The history of US photography marvelously repeats the history of the country. Both are relatively young and both in their early years depended on the developments in Europe.
From the very beginning it was clear that photography fitted the American character. The possibility to make images with mechanical means married well with the practical Yankee streak. Even if, at first, the United States did not contribute much, they widened the boundaries of photography and its usage.
The first half of the century passed in the struggle between photographers’ aspirations and limited capabilities of the newborn camera. The young state’s inventiveness probably surpassed everything that came from across the Ocean – everything but the art. In artistic sphere the US followed Europe, drawing from European experience and knowledge.
By 1890-es the pure practical approach to photography gave way to a longing for more emotional or intellectual value. At the same time the reflective plausibility of photography, a valuable quality in itself, merged with human empathy. The impassive camera view with the trepid attention for pure monochrome beauty started balancing with the desire to follow the artistic tendencies from the XIX century.

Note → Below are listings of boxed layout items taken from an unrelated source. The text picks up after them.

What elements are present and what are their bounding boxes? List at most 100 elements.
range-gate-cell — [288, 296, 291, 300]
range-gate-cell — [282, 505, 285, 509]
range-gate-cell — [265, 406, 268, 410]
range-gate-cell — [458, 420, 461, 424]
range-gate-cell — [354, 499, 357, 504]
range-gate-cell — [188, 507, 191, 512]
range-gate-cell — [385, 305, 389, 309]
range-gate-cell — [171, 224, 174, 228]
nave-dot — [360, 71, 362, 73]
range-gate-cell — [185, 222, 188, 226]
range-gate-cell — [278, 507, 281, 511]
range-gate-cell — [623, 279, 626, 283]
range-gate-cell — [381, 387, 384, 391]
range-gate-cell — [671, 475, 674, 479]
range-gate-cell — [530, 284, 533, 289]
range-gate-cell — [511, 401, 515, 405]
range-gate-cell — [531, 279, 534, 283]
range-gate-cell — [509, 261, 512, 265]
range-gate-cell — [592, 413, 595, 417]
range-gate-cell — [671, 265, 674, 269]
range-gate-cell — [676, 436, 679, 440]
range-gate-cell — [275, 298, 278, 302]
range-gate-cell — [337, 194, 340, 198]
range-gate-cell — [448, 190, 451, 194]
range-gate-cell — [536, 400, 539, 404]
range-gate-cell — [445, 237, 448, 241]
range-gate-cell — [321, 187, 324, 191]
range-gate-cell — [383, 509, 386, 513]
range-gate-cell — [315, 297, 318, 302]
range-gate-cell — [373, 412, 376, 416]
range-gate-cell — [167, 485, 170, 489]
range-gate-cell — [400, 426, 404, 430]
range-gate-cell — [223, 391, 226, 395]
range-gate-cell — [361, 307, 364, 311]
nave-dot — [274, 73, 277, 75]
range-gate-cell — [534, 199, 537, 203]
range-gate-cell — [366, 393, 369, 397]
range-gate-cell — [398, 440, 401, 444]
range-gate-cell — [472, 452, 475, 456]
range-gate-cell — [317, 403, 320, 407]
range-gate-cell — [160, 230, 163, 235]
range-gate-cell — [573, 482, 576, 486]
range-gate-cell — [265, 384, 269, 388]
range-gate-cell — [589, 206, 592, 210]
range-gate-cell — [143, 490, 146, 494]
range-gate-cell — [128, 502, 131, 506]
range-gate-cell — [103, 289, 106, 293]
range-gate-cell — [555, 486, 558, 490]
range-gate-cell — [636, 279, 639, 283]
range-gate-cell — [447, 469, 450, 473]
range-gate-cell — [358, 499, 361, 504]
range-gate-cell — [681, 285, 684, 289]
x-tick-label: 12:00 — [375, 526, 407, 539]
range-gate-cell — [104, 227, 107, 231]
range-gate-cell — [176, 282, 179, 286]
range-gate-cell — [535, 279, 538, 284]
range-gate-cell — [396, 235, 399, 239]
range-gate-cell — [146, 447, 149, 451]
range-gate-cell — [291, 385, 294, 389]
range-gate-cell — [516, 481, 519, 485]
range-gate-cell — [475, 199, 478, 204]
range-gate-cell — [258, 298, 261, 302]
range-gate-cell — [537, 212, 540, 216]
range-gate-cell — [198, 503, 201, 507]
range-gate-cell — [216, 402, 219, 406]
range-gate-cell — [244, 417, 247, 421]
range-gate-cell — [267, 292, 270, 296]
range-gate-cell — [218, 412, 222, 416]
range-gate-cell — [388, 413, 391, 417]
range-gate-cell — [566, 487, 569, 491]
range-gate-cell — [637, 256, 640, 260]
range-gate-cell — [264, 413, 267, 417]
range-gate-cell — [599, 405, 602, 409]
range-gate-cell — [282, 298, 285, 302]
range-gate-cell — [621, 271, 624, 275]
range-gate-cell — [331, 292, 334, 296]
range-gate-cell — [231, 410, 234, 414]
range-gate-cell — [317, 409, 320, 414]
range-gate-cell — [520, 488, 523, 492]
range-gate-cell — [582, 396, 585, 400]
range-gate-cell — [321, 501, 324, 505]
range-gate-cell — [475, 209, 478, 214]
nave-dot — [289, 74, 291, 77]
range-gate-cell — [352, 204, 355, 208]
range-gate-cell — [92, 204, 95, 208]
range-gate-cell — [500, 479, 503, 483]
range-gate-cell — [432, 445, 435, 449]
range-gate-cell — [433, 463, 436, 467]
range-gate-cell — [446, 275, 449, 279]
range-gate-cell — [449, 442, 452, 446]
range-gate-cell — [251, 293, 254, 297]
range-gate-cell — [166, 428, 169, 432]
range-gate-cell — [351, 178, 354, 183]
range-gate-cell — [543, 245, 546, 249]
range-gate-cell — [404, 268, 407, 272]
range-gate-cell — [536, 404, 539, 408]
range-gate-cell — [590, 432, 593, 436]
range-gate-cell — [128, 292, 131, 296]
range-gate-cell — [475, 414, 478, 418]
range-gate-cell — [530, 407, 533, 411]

Amateur photography originates in England, but truly democratic it has become thanks to the American Kodak.
Efforts to master technical improvements and new concepts of meaning and form coming from Europe continued throughout the XX century, but once they had discovered photography as means of creating visual imagery, reflecting the unperceived yet inevitable spiritual human nature, Americans became important contributors.
From the beginning photography was a recognized communication means but, contrary to other kinds of art, it was viewed as an adversary rather than an ally of the master. Before it won recognition as art, worthy of love and respect, photography had to be filled with substance and gain trust in its amazing and specific capacities. As soon as creative achievements of photographers fulfilled these two conditions, photography in the USA turned into a viable art, free from influence of its European predecessors.